In this issue of Recreation Management magazine, we bring you news on the latest trends and advancements in scoreboard technology, including wireless, LED and video; as well as a glance at the latest innovations in sports lighting.
Of course, wireless technology continues to be a go-to innovation in scoreboards, enabling game scores to be changed remotely, without having to make adjustments by hand.
One of the latest developments in the area of wireless technology is a new version for scoreboards that guarantees flawless operation.
"We are, with the newest version, guaranteeing 100 percent operation. We have a data signal that works against anything. There are so many wireless devices in the world, but we think our pattern is foolproof. And the nice thing, too, is that it fits people with older scoreboards, even 20-year-old scoreboards. We can retrofit it," Reeser said, adding that talks with developers of the system have been promising. "There were a lot of football scoreboards turned on Friday night. And, [the developer] said, 'I didn't get any phone calls.' We didn't get any phone calls, either. It's just our signal of how we're sending it, and we fine-tuned the rate of how we're sending it.
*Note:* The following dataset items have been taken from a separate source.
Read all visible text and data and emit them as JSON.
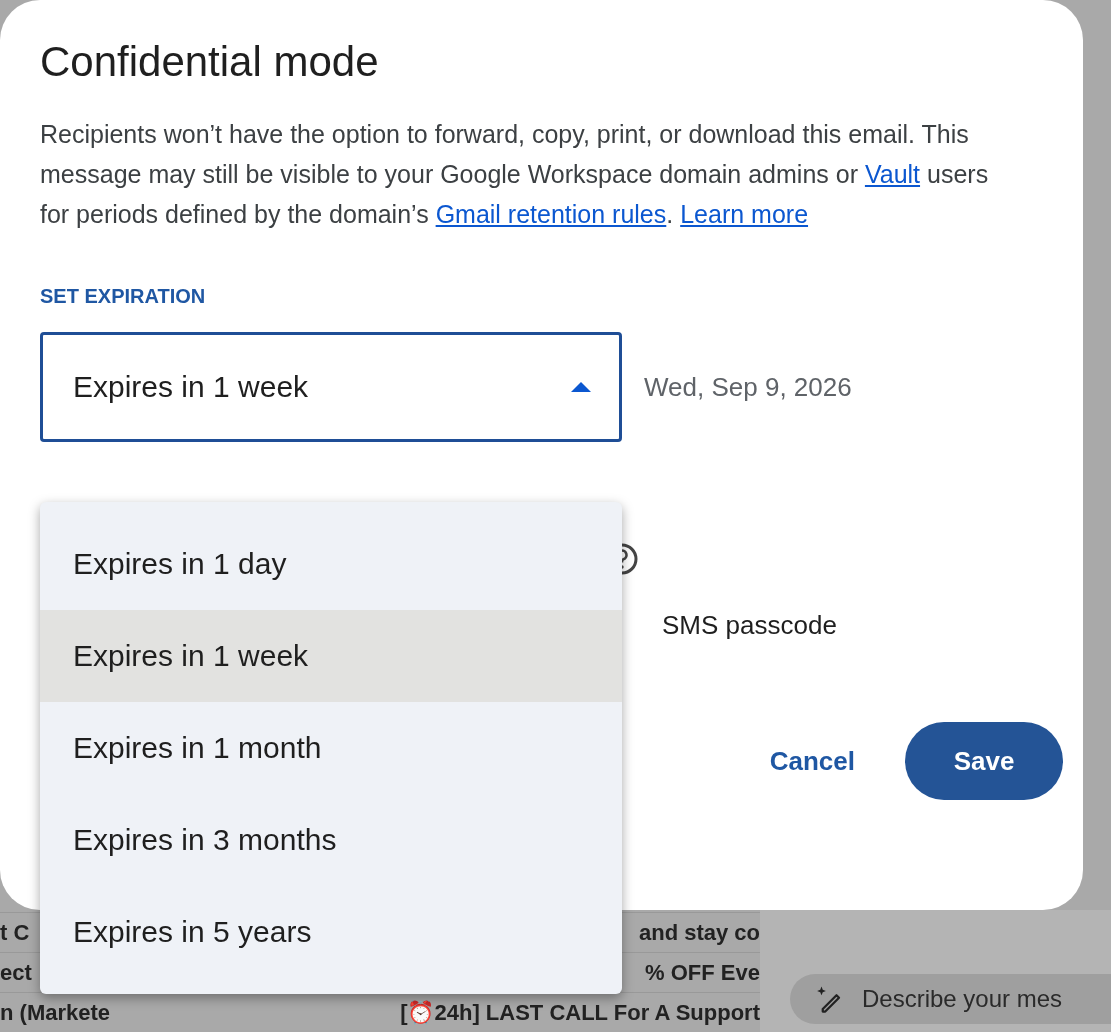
{
  "dialog": {
    "title": "Confidential mode",
    "description": [
      {
        "kind": "text",
        "text": "Recipients won’t have the option to forward, copy, print, or download this email. This message may still be visible to your Google Workspace domain admins or "
      },
      {
        "kind": "link",
        "text": "Vault"
      },
      {
        "kind": "text",
        "text": " users for periods defined by the domain’s "
      },
      {
        "kind": "link",
        "text": "Gmail retention rules"
      },
      {
        "kind": "text",
        "text": ". "
      },
      {
        "kind": "link",
        "text": "Learn more"
      }
    ],
    "expiration": {
      "label": "SET EXPIRATION",
      "value": "Expires in 1 week",
      "expanded": true,
      "date": "Wed, Sep 9, 2026",
      "options": [
        {
          "label": "Expires in 1 day",
          "selected": false
        },
        {
          "label": "Expires in 1 week",
          "selected": true
        },
        {
          "label": "Expires in 1 month",
          "selected": false
        },
        {
          "label": "Expires in 3 months",
          "selected": false
        },
        {
          "label": "Expires in 5 years",
          "selected": false
        }
      ]
    },
    "passcode_option": "SMS passcode",
    "buttons": [
      {
        "kind": "text",
        "label": "Cancel"
      },
      {
        "kind": "filled",
        "label": "Save"
      }
    ]
  },
  "inbox_rows": [
    {
      "sender": "t C",
      "subject": "and stay co"
    },
    {
      "sender": "ect",
      "subject": "% OFF Eve"
    },
    {
      "sender": "n (Markete",
      "subject": "[⏰24h] LAST CALL For A Support"
    }
  ],
  "side_panel": {
    "placeholder": "Describe your mes"
  }
}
We've improved our way of transmitting the data."
Allain added, "Also, [with regard to] wireless technology, we, and many other vendors, have struggled with finding the right bandwidth and the right area in order to be able to provide the most efficient wireless technology with competing RF interferences during game time—from cell phones all the way up to scoreboards. What we introduced last year is [a guarantee] that our scoreboards will work flawlessly using wireless technology, and we introduced a 100 percent guarantee. There were tremendous difficulties and growing pains with wireless. It was very difficult."
Much time and research was spent figuring out what type of technology schools needed, too.
"As we continue to see a much more typical football environment," Allain said, "we now know with fairly good certainty what technology is being used in Division III schools or Division II high schools. We spent tremendous amounts of time [finding out] what technologies are being used, and what we found is that the technologies are putting off some sort of radio frequency."
Reeser added: "Our wireless world at [our company] is coming up with more devices that are handheld units, wireless, everything from sideline clock controls, to field time controls, to tennis controls. It pretty much covers most sports."